Question

Three identical particles are joined together by a thread as shown in figure. All the three particles are moving in a horizontal plane. If the velocity of the outermost particle is $v_0$ then the ratio of tension in the three sections of the string is

• A. $3:5:7$
• B. $3:4:5$
• C. $7:11:6$
• D. $3:5:6$

Answer 1

The correct option is D $3:5:6$

Assume mass of each ball is m.

For the ball C, V_o =ω3L, from here ω = V_o / 3L.

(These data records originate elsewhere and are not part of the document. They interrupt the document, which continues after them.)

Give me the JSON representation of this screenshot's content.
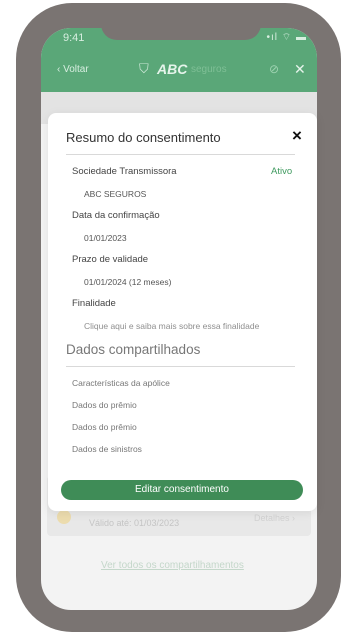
{
  "status_bar": {
    "time": "9:41",
    "icons": "•ıl ⌔ ▬"
  },
  "app_bar": {
    "back_label": "‹ Voltar",
    "brand": "ABC",
    "brand_sub": "seguros",
    "logo_icon": "shield-icon",
    "eye_icon": "eye-off-icon",
    "close_label": "✕"
  },
  "background": {
    "card_text": "Válido até: 01/03/2023",
    "card_right": "Detalhes ›",
    "link_text": "Ver todos os compartilhamentos"
  },
  "modal": {
    "title": "Resumo do consentimento",
    "close": "×",
    "sociedade_label": "Sociedade Transmissora",
    "status": "Ativo",
    "sociedade_value": "ABC SEGUROS",
    "confirmacao_label": "Data da confirmação",
    "confirmacao_value": "01/01/2023",
    "validade_label": "Prazo de validade",
    "validade_value": "01/01/2024 (12 meses)",
    "finalidade_label": "Finalidade",
    "finalidade_value": "Clique aqui e saiba mais sobre essa finalidade",
    "dados_title": "Dados compartilhados",
    "dados_items": [
      "Características da apólice",
      "Dados do prêmio",
      "Dados do prêmio",
      "Dados de sinistros"
    ],
    "edit_button": "Editar consentimento"
  },
  "colors": {
    "accent": "#3f8c57",
    "status_active": "#3f9a5f",
    "frame": "#7a7472"
  }
}
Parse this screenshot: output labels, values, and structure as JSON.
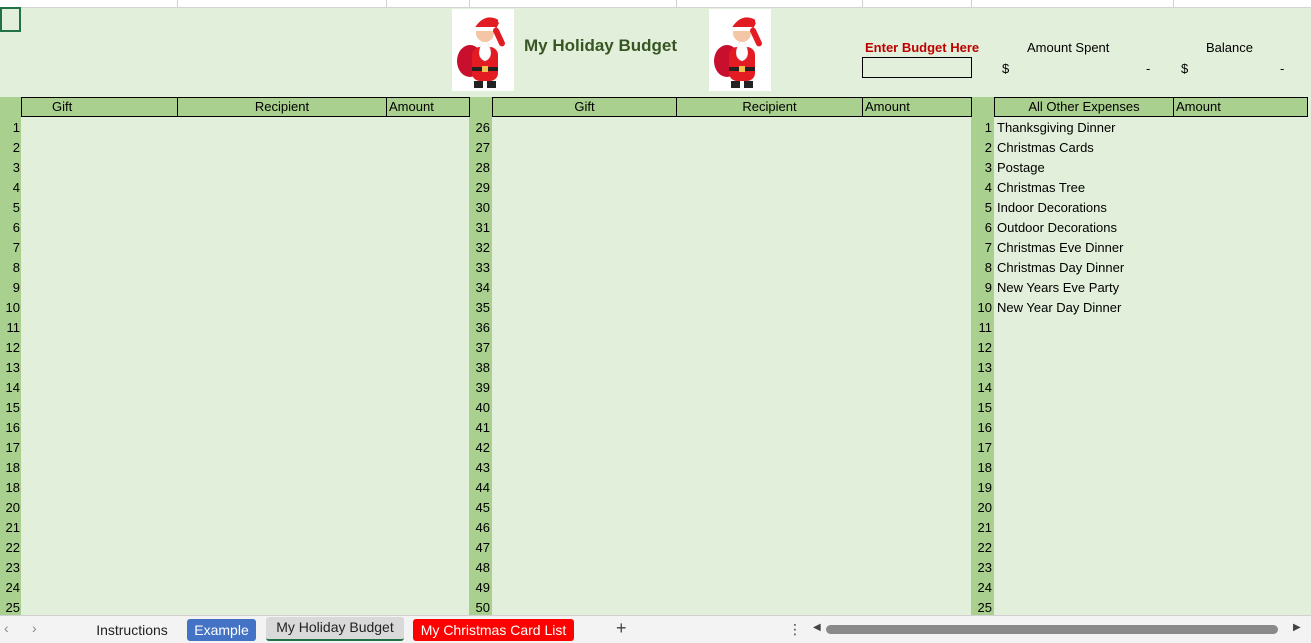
{
  "title": "My Holiday Budget",
  "budget": {
    "label": "Enter Budget Here",
    "value": ""
  },
  "spent": {
    "label": "Amount Spent",
    "currency": "$",
    "value": "-"
  },
  "balance": {
    "label": "Balance",
    "currency": "$",
    "value": "-"
  },
  "gift_table_1": {
    "headers": [
      "Gift",
      "Recipient",
      "Amount"
    ],
    "start": 1,
    "end": 25
  },
  "gift_table_2": {
    "headers": [
      "Gift",
      "Recipient",
      "Amount"
    ],
    "start": 26,
    "end": 50
  },
  "other_expenses": {
    "headers": [
      "All Other Expenses",
      "Amount"
    ],
    "start": 1,
    "end": 25,
    "items": [
      "Thanksgiving Dinner",
      "Christmas Cards",
      "Postage",
      "Christmas Tree",
      "Indoor Decorations",
      "Outdoor Decorations",
      "Christmas Eve Dinner",
      "Christmas Day Dinner",
      "New Years Eve Party",
      "New Year Day Dinner"
    ]
  },
  "sheet_tabs": [
    "Instructions",
    "Example",
    "My Holiday Budget",
    "My Christmas Card List"
  ],
  "icons": {
    "nav_prev": "chevron-left-icon",
    "nav_next": "chevron-right-icon",
    "add_sheet": "plus-icon",
    "more": "vertical-ellipsis-icon",
    "santa": "santa-claus-image"
  },
  "colors": {
    "sheet_bg": "#e2efda",
    "header_fill": "#a9d08e",
    "title_color": "#375623",
    "budget_label_color": "#c00000",
    "example_tab": "#4472c4",
    "card_list_tab": "#ff0000"
  }
}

For ball A force due to rotation on it = mω²L=mV_o / 9L

For ball B force due to rotation on it = mω²2L= 2mV_o / 9L

For ball C force due to rotation on it = mω²3L= mV_o / 3L

By drawing free body diagrams of each ball you will get-

Tension in the string joining the ball B and C = mV_o / 3L =T₁

Tension in the string joining the ball A and B =2mV_o / 9L + mV_o / 3L= 5mV_o/9L = T₂

Tension in the string joining the ball O and A = mV_o / 9L + 2mV_o / 9L + mV_o / 3L= 2mV_o/3L = T₃

Now T₁ : T₂ : T₃ = mV_o / 3L : 5mV_o/9L : 2mV_o/3L = 1/3 : 5/9 : 2/3

Now in the first and third fraction multiply 3 to the numerator and denominator to make the denominator of each fraction = 9

=>T₁ : T₂ : T₃ =1x3/3x3 : 5/9 : 2x3/3x3 = 3/9 : 5/9 : 6/9 , Now since the denominator of each fraction is same so it will be cancelled from all the three fractions so you will get T₁ : T₂ : T₃ = 3 : 5 : 6

Hence,

option $\left(D\right)$ is correct answer.